Museo Chileno de Arte Precolombino

Prehistory > Cultural evolution > Ways of Life

Marine hunter-gatherers of the southern zone

In the Southern Zone of the territory that is now Chile, as early as 8000 B.C., another kind of marine hunter-gatherer culture emerged. These groups not only extracted mollusksin large quantities but also developed certain fishing technologies that were unknown—or not nearly as popular—in other lands. A case in point is their use of nets to trap fish in shallow waters, a practice that has been inferred from the many stone weights of different shapes and sizes they left behind, as the nets have disappeared over time.

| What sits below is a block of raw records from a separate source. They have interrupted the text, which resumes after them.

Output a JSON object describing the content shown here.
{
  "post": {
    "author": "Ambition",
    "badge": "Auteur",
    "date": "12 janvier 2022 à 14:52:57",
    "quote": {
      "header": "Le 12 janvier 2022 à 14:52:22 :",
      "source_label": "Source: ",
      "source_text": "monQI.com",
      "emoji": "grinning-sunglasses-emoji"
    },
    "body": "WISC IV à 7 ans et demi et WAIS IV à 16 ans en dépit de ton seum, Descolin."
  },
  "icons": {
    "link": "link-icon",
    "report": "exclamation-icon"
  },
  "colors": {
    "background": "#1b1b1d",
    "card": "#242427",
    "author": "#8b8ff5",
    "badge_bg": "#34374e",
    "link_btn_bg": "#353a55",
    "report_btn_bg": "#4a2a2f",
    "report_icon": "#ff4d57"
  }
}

These groups also took advantage of major tidal variations, especially in the extreme south, with a simple but very efficient technology—fishing weirs, stone walled enclosures into which fish swam at high tide then remained trapped when the tide went out. This technology was still being widely used in colonial times among communities on the island of Chiloé.

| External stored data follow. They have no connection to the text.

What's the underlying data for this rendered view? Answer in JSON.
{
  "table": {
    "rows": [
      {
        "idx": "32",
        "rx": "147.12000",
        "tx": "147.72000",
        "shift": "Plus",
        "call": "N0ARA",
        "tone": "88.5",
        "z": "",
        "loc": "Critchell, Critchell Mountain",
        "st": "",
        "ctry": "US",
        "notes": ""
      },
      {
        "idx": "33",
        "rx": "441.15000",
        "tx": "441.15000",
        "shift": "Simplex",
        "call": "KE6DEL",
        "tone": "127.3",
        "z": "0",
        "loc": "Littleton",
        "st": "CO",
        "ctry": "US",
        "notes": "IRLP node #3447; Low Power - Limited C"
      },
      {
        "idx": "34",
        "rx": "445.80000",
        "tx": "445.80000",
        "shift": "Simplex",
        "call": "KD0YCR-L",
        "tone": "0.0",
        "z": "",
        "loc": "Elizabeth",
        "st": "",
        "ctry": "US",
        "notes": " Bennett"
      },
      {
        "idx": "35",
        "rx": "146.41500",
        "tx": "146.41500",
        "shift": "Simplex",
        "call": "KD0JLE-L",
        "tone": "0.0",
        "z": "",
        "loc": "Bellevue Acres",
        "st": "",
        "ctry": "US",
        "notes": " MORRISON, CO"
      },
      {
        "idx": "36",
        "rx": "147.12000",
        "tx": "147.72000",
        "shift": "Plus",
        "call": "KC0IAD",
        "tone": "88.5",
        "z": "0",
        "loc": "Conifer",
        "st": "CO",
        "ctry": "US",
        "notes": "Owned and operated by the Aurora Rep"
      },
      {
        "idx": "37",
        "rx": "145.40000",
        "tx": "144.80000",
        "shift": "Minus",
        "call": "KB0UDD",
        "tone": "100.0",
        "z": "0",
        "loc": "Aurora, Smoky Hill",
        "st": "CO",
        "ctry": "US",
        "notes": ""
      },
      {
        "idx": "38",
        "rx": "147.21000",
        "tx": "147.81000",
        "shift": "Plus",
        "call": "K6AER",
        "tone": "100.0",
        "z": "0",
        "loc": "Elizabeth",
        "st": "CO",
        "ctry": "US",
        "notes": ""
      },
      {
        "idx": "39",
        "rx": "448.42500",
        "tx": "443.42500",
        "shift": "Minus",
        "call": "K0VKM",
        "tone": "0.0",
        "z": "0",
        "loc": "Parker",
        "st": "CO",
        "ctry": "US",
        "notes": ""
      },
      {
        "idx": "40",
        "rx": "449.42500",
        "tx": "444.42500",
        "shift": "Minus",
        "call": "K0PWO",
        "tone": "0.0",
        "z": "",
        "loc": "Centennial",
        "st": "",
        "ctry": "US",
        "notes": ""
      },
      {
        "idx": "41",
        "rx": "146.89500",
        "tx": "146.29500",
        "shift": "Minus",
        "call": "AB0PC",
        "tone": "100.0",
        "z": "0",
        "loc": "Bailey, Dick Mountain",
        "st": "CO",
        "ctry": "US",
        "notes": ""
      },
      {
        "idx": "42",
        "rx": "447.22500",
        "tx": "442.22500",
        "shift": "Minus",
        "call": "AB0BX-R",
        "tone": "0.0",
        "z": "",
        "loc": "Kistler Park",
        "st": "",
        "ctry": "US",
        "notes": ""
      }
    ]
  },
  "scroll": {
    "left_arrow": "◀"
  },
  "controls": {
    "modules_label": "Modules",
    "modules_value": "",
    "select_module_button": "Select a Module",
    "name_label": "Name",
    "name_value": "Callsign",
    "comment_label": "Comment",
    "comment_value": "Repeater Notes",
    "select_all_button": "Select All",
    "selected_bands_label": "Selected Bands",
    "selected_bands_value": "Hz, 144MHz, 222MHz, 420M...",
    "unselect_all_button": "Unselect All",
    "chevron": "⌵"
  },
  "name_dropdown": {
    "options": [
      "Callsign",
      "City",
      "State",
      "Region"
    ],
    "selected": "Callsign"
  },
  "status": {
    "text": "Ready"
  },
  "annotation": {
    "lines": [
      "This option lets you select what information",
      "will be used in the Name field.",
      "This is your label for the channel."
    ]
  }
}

West of the steppe that covered much of the Patagonian Andes was a vast region of archipelagos, fiords, and islands covered with temperate rainforests. Owing to its remoteness, this territory remained unsettled by humans until the arrival of the first marine hunter-gatherers, who apparently derived from the same cultural tradition as the groups that settled on the northern Chilean coast. One of their earliest southern settlements was found on Otway Sound, west of the present-day city of Punta Arenas. Canoes were an essential element of their way of life, enabling them to travel the intricate coastal waterways and subsist on fishing, gathering shellfish and hunting marine mammals. So much were canoes an integral part of daily life that these groups were known as “canoeists,” and their modern-day descendants—the Yámana and Kawashkar peoples—still journeyed along those southern waterways in the early 20th century.